Pay TV operators at a loss
It is very easy to frame this story as one of Disney taking its destiny into its own hands, but that would discount the seismic effect that this ongoing shift to streaming is having on pay TV operators – particularly Sky and Virgin Media which are the subject to this exodus.
“At face value, Sky is in a better position than Virgin Media,” says Ampere’s Holleran. “Given Sky’s existing deal with Disney to allow consumers to access Disney+ through Sky Q boxes, it could create a relatively seamless transition for consumers, or perhaps enable consumers to add a Disney+ subscription to their packages in lieu of Disney channels (especially if they are currently paying for them).”
Virgin by contrast has no such deal in place, and users are unable to access Disney+ through their set top box.
On a macro level it’s also clear that Sky has built a stronger identity for itself with the recent launch of numerous Sky-branded channels to complement its industry-leading sports output.
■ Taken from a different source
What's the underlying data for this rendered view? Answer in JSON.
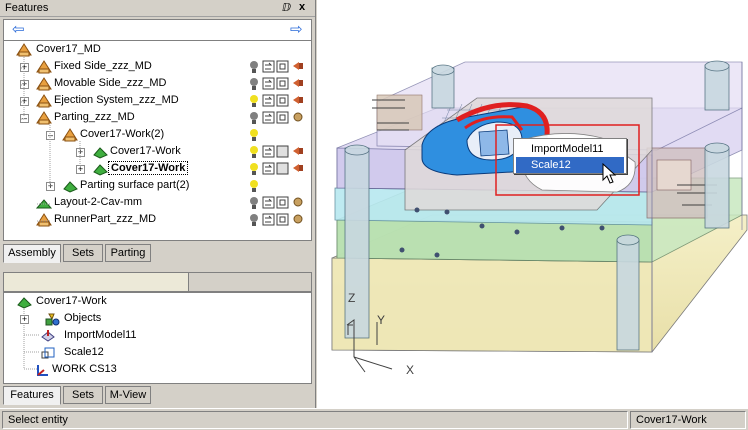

These include a trio of factual networks which launched at the end of May and a number of entertainment channels first revealed in August 2019.
Even BT, a relative minnow when comparing subscriber numbers, has BT Sport with the UK rights to the UEFA Champions League and exclusive access to drama channel AMC.
Virgin Media, by contrast, offers no exclusive channels and may well be fearing that other broadcasters – such as ViacomCBS which is set to roll out its ‘super service’ streamer in 2021 – could make a similar move to reduce or entirely remove their content from linear TV. Though it’s worth noting that Virgin Media’s TV business is likely to look radically different in the coming years as the Liberty Global-owned telco merges with Telefonica’s O2 in a £31 billion deal.
In all of this, one must not ignore that this is also a risk for Disney and not necessarily as sure a success as the launch of Disney+ was. Holleran says: “The key part for Disney is that for a move like this to work, it will need to be generating more revenue from Disney+ than it would have done from these carriage deals and the licensing of its content (such as the ongoing deal with Sky for some of its latest movies).”
Disney is one of the largest media companies in the world which believes it can afford this risk with the prospect of a great reward. Should Disney+ continue to flourish without the company also needing the extra cost of running linear TV networks, it could be an indicator that others may seriously consider following suit.